11/03/2021 / By Mary Villareal
Prices for oats and grains are up nearly 150 percent over the last year due to extremely dry weather in key growing regions. The drought was estimated to cut U.S. oat production by up to 40 percent, with the United States Department of Agriculture (USDA) saying this year’s oat crop was the smallest on record at only 40 million bushels.
Oat prices are now at an all-time high, with December oats trading well above the $7-mark.
Jim Hilker, professor emeritus at the Michigan State University (MSU) said that the market usually overshoots, but the fundamentals behind these estimates remain the same. “Think about where oats and barley and those types of things are grown. They’re grown in the same areas where we had a lot of drought. And they also had planting problems. So acreage was down, yields were down,” he said.
Hilker noted that this is similar to wheat production issues from spring when it hit $10. As demand remains, questions regarding prices continue. One economist said the demand for U.S. grains is still robust even in countries like China.
David Ortega, a food economist with MSU, said: “I do think we’ll see sustained demand for some of the U.S grains in China. They built back their hog herd after was decimated from ASF [African Swine Fever]. But what’s been really unique about China is that the outbreak of ASF has changed their production method.” (Related: “Megadrought” threatens crop yields in America and global grain inventories, warns USDA.)
Ortega said that he started traveling to China in 2008, and that the hog herd there consisted mainly of backyard animals that are prone to diseases and other issues. But with large operations now ongoing, including “pig hotels” with tens of thousands of animals, China will be relying on grain – a lot of which comes from the United States.
“So, I do see that being sustained, but it’s not going to be as high as we saw earlier in the year when they were building back that hog herd that was cut by about half,” he said.
Trey Malone, an extension agricultural economist at Michigan State University, doesn’t think that the historic price run of wheat and oat prices will cause a major acreage switch in states like Michigan.
Because of the severe dry weather in oat-growing regions, oat futures are now more than twice as expensive as they were this time last year and the year before.
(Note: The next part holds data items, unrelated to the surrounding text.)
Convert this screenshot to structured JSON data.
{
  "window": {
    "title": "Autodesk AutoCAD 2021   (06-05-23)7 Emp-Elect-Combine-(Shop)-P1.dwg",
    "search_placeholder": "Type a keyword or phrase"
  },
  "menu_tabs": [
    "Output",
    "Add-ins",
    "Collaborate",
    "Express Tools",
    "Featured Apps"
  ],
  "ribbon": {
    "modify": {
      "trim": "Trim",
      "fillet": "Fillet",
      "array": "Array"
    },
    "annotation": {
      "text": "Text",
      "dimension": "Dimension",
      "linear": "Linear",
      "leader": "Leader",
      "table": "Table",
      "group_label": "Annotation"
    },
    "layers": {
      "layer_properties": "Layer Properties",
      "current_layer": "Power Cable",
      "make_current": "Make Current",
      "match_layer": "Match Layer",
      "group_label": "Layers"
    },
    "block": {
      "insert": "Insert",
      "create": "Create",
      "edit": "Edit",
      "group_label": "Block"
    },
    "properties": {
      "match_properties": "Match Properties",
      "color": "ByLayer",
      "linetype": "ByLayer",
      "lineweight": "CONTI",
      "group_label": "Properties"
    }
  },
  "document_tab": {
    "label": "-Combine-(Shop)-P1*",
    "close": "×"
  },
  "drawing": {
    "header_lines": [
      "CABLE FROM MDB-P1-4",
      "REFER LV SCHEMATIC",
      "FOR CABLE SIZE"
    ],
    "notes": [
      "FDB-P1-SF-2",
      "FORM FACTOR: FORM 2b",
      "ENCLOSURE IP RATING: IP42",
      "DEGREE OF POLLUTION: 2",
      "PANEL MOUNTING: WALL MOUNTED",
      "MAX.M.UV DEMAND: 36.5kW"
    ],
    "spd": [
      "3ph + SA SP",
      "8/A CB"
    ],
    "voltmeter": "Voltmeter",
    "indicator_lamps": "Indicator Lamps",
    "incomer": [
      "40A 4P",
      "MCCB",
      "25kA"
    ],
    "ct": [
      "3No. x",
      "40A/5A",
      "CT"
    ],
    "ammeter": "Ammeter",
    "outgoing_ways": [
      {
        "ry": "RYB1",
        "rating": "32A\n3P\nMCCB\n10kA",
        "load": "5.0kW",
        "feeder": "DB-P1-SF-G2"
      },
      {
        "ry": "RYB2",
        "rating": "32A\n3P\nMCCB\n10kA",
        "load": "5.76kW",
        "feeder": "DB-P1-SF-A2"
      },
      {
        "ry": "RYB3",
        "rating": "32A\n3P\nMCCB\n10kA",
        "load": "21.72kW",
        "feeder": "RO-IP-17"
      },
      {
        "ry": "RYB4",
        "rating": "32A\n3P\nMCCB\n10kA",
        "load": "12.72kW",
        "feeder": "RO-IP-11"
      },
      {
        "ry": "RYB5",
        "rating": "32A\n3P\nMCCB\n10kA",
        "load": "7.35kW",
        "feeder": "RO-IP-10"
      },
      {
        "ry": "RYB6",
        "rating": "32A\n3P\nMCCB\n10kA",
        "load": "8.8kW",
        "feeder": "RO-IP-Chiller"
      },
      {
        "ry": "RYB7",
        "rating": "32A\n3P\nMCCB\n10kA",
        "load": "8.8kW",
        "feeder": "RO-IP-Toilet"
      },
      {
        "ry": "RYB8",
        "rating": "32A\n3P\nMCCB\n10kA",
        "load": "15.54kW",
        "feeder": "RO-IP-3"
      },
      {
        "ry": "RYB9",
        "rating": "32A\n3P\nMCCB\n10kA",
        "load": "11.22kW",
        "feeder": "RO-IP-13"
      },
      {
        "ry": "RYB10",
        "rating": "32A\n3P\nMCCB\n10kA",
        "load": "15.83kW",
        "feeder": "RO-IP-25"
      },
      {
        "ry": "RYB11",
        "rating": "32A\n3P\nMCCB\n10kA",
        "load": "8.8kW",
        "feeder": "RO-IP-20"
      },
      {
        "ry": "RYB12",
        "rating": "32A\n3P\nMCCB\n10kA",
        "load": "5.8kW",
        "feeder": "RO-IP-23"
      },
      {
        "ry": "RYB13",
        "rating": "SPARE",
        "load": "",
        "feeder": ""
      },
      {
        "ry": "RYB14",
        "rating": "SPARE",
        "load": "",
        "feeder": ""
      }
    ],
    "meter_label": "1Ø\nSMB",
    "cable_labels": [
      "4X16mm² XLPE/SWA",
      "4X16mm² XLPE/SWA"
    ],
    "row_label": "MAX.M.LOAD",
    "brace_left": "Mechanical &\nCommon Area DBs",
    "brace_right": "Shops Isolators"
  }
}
Much of the rise came in the past three months as farmers harvested oats that were sown earlier in 2021.
Normally, prices fall at this time of the year as a new crop hits the market. But with high prices for competing crops such as wheat and corn, U.S. farmers were prompted to plant roughly 13 percent less acreage with oats. With the reduction in acreage and the dry record, the USDA expects the smallest oat crop on record.
The drought has slashed the number of oat bushels grown per acre, with some crops failing to produce in some places. Farmers were forced to abandon oats or cut it as feed for livestock.
Similar conditions also reduced yields in parts of North America’s main oat-growing region, which stretches from Alberta to Saskatchewan in Canada, as well as Wisconsin and Iowa in the United States.
The surge in oat prices is only the latest price hike in agricultural commodities. The supply chain bottlenecks, rising demand and severe weather have pushed up prices for other raw materials as well, raising investors’ worries about inflation.
The growth in oat production coincides with the consumers’ growing acceptance of plant-based milk products, with oats sales jumping from 0 percent to 14 percent between 2018 and 2020. Analysts at JPMorgan Chase & Co. said: “Two decades ago, soy varieties were dominant, then almonds took over and now oats are having their day.”